Vehicle and Employee safety in Asian car policies

A Vietnamese technician is asked to drive to a client outside the city. It’s late at night and due to heavy rains the previous days, the employee decides to take a motorcycle and put his gear in his backpack. He knows that the roads that lead to the client’s location are not yet cleared from debris, broken off branches and mud; a car is not an option. On his way to the client, he hits a minibus that is driving without its headlights on. He doesn’t survive the accident.

A Japanese sales rep working for a medical company has to hurry to reach his visit objective for the day. He needs to visit 12 doctors and hospitals on daily basis. Driving back home in the middle of the night, he falls asleep in his car and hits a traffic light. He survives, but spends several months recovering from his injuries.

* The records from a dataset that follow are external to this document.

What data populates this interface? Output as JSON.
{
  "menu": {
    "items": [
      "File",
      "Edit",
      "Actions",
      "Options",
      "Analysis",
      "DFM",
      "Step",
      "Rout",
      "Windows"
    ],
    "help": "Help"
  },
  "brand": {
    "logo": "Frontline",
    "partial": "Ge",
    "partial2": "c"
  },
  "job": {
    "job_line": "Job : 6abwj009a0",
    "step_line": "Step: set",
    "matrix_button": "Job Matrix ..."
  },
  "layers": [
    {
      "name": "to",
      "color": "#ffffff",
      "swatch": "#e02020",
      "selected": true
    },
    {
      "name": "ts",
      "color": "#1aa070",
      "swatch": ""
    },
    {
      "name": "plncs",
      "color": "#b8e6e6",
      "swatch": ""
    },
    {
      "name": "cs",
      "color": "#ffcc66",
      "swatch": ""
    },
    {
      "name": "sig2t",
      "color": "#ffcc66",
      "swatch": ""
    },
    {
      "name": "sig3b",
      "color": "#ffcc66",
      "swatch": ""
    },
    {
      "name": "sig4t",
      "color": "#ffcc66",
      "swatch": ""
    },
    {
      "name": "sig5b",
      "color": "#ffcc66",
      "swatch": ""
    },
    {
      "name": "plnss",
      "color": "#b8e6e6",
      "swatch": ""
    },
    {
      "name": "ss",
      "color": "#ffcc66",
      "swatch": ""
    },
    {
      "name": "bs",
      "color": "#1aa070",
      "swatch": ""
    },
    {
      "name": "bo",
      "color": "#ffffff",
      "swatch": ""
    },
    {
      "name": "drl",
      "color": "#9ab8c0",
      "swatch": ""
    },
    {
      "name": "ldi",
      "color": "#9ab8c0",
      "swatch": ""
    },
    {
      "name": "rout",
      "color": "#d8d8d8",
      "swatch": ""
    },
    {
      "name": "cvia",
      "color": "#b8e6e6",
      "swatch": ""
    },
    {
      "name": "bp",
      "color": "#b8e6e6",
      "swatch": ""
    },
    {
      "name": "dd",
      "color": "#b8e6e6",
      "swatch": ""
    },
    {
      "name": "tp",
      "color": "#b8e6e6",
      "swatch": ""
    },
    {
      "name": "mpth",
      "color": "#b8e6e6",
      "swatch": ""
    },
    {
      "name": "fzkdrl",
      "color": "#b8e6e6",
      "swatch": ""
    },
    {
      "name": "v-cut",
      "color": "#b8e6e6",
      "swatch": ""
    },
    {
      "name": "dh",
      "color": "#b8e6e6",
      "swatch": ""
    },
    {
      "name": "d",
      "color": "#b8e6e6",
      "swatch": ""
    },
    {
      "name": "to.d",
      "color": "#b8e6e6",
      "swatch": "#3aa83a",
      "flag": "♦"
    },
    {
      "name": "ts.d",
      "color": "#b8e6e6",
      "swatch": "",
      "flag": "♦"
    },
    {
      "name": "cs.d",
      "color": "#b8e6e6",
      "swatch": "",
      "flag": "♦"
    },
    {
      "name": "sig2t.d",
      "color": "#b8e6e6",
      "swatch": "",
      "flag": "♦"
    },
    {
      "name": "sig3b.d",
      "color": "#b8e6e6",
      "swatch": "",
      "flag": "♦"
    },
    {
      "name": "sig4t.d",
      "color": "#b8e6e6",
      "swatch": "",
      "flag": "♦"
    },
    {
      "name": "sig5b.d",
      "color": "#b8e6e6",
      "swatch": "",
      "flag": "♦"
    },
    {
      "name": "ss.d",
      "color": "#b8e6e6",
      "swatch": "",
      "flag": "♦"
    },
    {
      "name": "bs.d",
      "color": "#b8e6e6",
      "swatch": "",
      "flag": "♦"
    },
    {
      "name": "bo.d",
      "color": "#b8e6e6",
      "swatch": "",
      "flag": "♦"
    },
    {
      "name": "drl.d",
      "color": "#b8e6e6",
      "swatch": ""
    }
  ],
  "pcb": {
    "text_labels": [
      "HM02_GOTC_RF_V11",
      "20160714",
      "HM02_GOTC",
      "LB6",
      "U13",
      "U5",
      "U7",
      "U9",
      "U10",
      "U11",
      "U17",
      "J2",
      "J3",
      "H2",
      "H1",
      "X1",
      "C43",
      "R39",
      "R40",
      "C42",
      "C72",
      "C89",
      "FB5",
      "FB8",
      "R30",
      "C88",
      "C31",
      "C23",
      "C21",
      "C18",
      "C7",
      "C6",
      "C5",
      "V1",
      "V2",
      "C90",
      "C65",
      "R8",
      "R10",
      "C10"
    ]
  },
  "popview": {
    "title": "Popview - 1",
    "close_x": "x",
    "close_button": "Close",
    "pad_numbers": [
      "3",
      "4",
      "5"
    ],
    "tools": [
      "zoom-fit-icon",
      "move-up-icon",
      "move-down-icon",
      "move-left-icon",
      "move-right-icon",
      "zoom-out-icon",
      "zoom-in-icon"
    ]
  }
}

A Beijing based young girl is starting her career working for a Chinese company. She can’t afford to live close to the office and has to commute 4 hours a day from her studio to work and back. Public transport is overcrowded and from time to time she has to take a Didi or a taxi to be on time behind her desk. Her salary is not enough to pay for her apartment and her transport.

A different world

These are real-life examples of work situations in Asia. Too many things go wrong and can potentially impact the safety or, at least, the comfort of employees. Unfortunately, this is true not exclusively for local companies, but also for employees of international companies. Only, the global fleet manager is often unaware of local practices.

It’s impossible to reduce risk to zero, but here’s a baseline that fleet managers need to take into account prior to implementing safety policies in Asia.


Traffic regulations are cosmetic. Obviously we’re not talking of countries such as Australia, New Zealand, Singapore or Korea, where the traffic codes are complete and reinforced. In many other countries however, drivers cannot count on the understanding and implementation of traffic rules. Consequently, navigating through traffic can be complex and dangerous.

Work pressure

The 9 to 5 workday is an illusion in the 24/7 economies that Asia is known for. People work hard and work a lot. Employers never say no to customers and employees will never say no to their employers. This leads to extremely stressful situations, such as the example of the Japanese medical rep above. Stress leads to bad concentration, which leads to more accidents

Traffic conditions

In general, traffic in Asian cities is congested but slow, which leads to a high number of accidents with few casualties. Most accidents are not reported and therefore don’t show up in statistics, but in reality, many cars are scratched and bumped. Nevertheless, intercity traffic is a combination of kilometres of fluid high-speed traffic, roadworks, broken down cars,… without clear traffic signalisation. The accidents that happen on these roads are often lethal.

Vehicle safety

Again, outside of the first world countries, It is still a challenge to find affordable vehicles with sufficient safety equipment. ABS, seatbelts and rear view mirrors have now become standard on most vehicles, but this is not the case for dual airbags, ESP, soft interior plastics, most often only available in high-end cars or the luxury versions of mid-end cars. Let’s not even mention features such as lane assist, blind spot control.

In addition, to avoid import taxation, many Asian cars are locally produced or assembled (from kit to car). Often the build quality is not at the same level as in the “home countries” and, more important, the standard equipment and option lists are not identical to those of the original vehicle.

Driver training

It’s a running joke that a driver’s license in Vietnam can be picked up for about US$ 60. Regardless if this is an exaggeration or not, it is true that obtaining a license doesn’t provide the young driver with the necessary skills to drive in the conditions described above.

Tips for your Car Policy

A first tip is not to use the Western situation as a given baseline. Your Asian colleague encounters more risk than your European or American colleague. Act accordingly and implement high safety standards, as the gap between the baseline and safety is much bigger. Training is a strict minimum.

A second tip is to involve your Health and Safety colleagues, not only for the car policy, but also for work conditions. Mandate limitations of hours in the car or find less stressful solutions for the employees

A final tip is to invest in good cars. This is not only good for your employees, but also for your residual values. Make sure all safety features are present, but also that the car is equipped with a good A/C and a navigation system (or a good cradle to hold the mobile phone). Driving comfortably and being able to avoid difficult traffic is not only good for the employees’ safety, but also for their efficiency.

In conclusion, taking good care of employees will always support recruitment/retention. In Asia, it’s not only about R/R, it’s also about their lives.